Pendant la majeure partie de 2025, le plancher de Bitcoin est resté solide, porté par une alliance inattendue entre les trésoreries d’entreprise et les fonds négociés en bourse.
Les entreprises ont émis des actions et des obligations convertibles pour acquérir le jeton, tandis que les flux entrants des ETF absorbaient discrètement la nouvelle offre. Cette dynamique a créé une base de demande durable permettant à Bitcoin de résister au durcissement des conditions financières.
Cependant, cette assise commence à évoluer.

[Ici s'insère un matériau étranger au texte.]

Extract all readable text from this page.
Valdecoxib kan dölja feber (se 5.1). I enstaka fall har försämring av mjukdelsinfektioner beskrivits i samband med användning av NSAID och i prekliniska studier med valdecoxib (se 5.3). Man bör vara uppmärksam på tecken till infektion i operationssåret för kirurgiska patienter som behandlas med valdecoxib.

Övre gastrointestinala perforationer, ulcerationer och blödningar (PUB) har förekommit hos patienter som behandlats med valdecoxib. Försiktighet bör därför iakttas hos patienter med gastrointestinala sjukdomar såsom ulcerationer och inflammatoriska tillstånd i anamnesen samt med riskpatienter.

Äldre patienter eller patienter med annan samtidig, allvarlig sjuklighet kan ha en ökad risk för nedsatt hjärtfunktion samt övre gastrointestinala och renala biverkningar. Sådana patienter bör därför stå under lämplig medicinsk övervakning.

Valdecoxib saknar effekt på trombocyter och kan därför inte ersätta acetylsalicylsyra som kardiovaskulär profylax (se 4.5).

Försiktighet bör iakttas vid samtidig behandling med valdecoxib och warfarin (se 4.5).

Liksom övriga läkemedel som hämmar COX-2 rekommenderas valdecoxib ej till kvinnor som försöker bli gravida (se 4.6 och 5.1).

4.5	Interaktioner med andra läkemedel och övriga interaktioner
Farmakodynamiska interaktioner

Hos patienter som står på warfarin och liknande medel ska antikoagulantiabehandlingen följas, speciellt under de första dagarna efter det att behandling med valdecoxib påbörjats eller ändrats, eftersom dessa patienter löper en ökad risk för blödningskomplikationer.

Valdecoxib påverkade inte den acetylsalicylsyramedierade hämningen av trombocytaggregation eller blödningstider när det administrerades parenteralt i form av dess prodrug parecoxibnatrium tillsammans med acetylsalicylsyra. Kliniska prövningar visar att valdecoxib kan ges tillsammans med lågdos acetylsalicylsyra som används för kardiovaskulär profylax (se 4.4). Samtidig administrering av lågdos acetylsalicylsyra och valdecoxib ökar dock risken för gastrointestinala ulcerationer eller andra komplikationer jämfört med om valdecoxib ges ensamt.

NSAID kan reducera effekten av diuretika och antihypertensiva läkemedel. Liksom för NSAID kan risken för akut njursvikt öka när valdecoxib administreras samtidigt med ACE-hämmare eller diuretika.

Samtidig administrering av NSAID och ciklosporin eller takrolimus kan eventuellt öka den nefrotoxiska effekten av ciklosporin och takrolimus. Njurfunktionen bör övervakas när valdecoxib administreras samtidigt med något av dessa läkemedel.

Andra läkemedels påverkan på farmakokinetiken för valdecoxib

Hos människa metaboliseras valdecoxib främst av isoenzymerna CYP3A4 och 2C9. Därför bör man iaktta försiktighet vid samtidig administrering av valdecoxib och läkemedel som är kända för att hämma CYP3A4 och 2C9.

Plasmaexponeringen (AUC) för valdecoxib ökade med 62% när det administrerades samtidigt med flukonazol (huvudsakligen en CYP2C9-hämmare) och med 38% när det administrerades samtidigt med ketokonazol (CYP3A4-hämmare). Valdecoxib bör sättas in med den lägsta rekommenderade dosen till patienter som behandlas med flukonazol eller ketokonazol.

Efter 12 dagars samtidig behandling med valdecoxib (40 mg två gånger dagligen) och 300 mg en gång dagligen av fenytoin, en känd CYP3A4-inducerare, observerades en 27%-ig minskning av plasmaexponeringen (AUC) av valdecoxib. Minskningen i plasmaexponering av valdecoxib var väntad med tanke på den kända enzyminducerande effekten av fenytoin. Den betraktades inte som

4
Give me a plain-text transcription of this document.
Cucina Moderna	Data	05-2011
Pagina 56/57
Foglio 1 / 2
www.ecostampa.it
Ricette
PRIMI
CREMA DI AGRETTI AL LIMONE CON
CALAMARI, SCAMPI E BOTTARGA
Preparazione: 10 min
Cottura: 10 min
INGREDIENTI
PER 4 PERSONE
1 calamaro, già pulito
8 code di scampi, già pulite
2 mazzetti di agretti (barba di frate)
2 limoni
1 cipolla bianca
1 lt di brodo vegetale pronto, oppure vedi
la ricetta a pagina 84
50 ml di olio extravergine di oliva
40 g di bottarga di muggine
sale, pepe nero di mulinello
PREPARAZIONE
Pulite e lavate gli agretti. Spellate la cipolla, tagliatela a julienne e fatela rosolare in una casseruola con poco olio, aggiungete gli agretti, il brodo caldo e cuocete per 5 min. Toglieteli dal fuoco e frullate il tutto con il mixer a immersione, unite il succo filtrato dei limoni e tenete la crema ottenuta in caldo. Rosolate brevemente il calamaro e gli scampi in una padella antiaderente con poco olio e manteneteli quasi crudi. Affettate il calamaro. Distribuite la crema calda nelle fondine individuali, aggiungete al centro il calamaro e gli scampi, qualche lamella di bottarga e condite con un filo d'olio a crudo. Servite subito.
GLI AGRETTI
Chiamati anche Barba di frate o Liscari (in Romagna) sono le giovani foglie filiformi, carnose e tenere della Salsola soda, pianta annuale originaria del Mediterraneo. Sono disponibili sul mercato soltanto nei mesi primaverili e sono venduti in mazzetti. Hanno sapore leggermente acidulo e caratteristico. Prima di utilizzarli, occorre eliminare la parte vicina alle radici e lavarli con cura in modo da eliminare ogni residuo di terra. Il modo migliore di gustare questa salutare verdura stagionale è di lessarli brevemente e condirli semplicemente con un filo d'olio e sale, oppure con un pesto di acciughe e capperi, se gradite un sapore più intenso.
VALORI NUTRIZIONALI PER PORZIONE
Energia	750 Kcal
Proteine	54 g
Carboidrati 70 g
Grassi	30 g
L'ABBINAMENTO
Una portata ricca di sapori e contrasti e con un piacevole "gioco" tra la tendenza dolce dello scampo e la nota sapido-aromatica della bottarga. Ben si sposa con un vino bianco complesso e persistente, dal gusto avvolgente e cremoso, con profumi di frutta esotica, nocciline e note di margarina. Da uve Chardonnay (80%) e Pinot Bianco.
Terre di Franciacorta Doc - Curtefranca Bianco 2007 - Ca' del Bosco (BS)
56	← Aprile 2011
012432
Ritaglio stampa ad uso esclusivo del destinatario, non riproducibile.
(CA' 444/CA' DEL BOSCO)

Dans une publication du 3 novembre sur X (lien), Charles Edwards, fondateur de Capriole Investments, a indiqué que sa vision haussière s’est atténuée à mesure que le rythme d’accumulation institutionnelle ralentit.
Il précise :
« Pour la première fois en 7 mois, les achats nets institutionnels sont passés SOUS le volume miné quotidien. Mauvais signe. »

Achats institutionnels de Bitcoin (Source : Capriole Investments)
Pour Edwards, cet indicateur était le principal facteur de son optimisme, même lorsque d’autres actifs surpassaient Bitcoin.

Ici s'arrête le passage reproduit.